Should share common methods and be integrated into new quality systems

  1. Alec Buchanan, Clinical senior lecturer in forensic psychiatry.
  1. nstitute of Psychiatry, London SE5 8AF

    Since 1994 an independent inquiry has been required in all cases of homicide by discharged psychiatric patients in England and Wales.1 Psychiatrists have argued that these inquiries are inefficient, costly, misleading, and potentially unjust, yet their suggestions that they should cease, or be incorporated into other forms of audit,2 have not been adopted. Inquiries undoubtedly serve some important needs, but their failure to ask a consistent set of questions or develop a common methodology has limited their usefulness.3 In particular, many inquiries have not recognised the limitations inherent in the study of a single case.

    Inquiries are important because they help relatives to find out what happened. Both relatives and the public want to know that everything that should have been done was done: they wish to see addressed the prima facie case that if someone is dead care must have been inadequate. Moroever, there is a widespread view, shared by some psychiatrists, that inquiries provide a way of assessing and improving services. But a lack of focus has limited the benefits.

    The departments of health for England and Wales recommended some terms of reference for inquiries. Typically these include: the quality and scope of the patient's health care, social care, and risk assessment; the appropriateness of his or her treatment, care, and supervision; the extent to which care met statutory obligations and complied with health department guidance; the appropriateness of staff training and the adequacy of collaboration between the agencies. Faced with this list, it is hardly surprising that different inquiries have concentrated on different questions.

    The methods adopted by different inquiries have also been inconsistent. There is no consensus, for instance, on whether hearings should be in private or in public, on whether witnesses should have legal representation, or even on whether consent needs to be obtained before a patient's medical records are used. There is no agreed size or composition for an inquiry team. Members receive no training, although most only ever do one inquiry, and there is no agreed pool from which they are drawn. Crucially, no attempt has been made to address one of the central questions of social science, a question which the very existence of inquiries raises: What can the study of an individual case tell us?

    If they are to continue, independent inquiries should sharpen their focus. They should attempt to answer one question and comment on the performance of services in relation to two others. The question they should attempt to answer is: Was there anything that should have been done, but was not done, which would have reduced the chances of a homicide occurring? This question is preferable to one that many attempt to answer at present: Could the homicide have been prevented? This second question requires an explanation of why (not merely how) the homicide happened—and thus raises the question of whether our actions are determined by chains of cause and effect which operate according to laws and, hence, predictably? This has detained philosophers and social scientists for centuries.4 Concentrating on “the chances of a homicide occurring” would avoid the necessity for inquiries to defer to Aristotle.

    The two questions where inquiries should limit themselves to commenting are: Were the services meeting accepted standards? and Are those standards good enough?

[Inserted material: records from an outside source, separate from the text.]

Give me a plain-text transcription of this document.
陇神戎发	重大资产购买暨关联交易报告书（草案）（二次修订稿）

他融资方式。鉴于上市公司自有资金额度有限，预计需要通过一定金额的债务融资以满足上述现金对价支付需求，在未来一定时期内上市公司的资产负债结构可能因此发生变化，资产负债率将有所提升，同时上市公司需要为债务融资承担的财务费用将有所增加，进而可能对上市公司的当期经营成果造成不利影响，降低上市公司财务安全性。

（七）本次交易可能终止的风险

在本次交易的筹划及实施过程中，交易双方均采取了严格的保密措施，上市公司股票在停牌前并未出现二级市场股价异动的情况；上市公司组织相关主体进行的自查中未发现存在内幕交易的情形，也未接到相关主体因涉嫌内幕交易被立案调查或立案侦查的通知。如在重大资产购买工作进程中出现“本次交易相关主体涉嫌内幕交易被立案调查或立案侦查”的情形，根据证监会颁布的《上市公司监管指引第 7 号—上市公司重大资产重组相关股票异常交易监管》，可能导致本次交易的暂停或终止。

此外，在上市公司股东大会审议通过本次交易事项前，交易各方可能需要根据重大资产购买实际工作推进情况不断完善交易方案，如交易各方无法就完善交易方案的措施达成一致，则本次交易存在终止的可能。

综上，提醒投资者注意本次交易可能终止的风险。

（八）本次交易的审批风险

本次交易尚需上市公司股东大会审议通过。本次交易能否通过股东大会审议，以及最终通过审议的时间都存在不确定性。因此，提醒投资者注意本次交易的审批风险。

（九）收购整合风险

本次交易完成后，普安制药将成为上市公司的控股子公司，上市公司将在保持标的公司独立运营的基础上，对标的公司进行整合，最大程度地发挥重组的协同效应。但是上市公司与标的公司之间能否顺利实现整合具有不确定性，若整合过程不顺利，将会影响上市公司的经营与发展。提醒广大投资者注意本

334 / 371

Inquiries should address these two questions because failures of service provision need to be communicated and because the opportunity to discuss whether anything would have helped should not be wasted. When inquiries conclude that all psychiatrists should train in forensic psychiatry, that the law ought to be changed, or that caseloads should be smaller they may be going beyond their present terms of reference. Yet in many ways inquiries are more suited to reflection of this kind than they are to passing judgment on individual decisions. Inquiries should not attempt to provide answers to the two questions because a case study is no way to establish whether standards were generally poor and no inquiry has the authority to make the value judgements which should precede any change in those standards.

    Inquiries should use common methods which have been subjected to public, professional, and academic scrutiny. They should employ a limited number of experienced people with relevant expertise. The results would be less time consuming, and easier to understand and compare, and they might be incorporated into research such as the National Confidential Inquiry into Suicide and Homicide by People with Mental Illness.5 When an inquiry observes failures of clinical practice or questions good practice it should refer its findings to a body better suited to the development and application of normative standards.

    The proposed National Institute for Clinical Excellence (NICE)—established to draw up guidelines for the management of particular conditions and groups of patients—could act as a secretariat for inquiries and disseminate their findings. When an inquiry identified failures that were serious or repeated, the institute could refer a service to the Commission for Health Improvement, whose job it will be to monitor adherence to NICE guidelines. If independent inquiries can be integrated into procedures designed to improve quality they may be seen by the professions as less persecutory. And when criticisms of individuals or services are made these may more readily be accepted if they are seen as part of a process that improves services.

    Footnotes

    • AB has served on an independent inquiry, set up by Haringey Health Authority.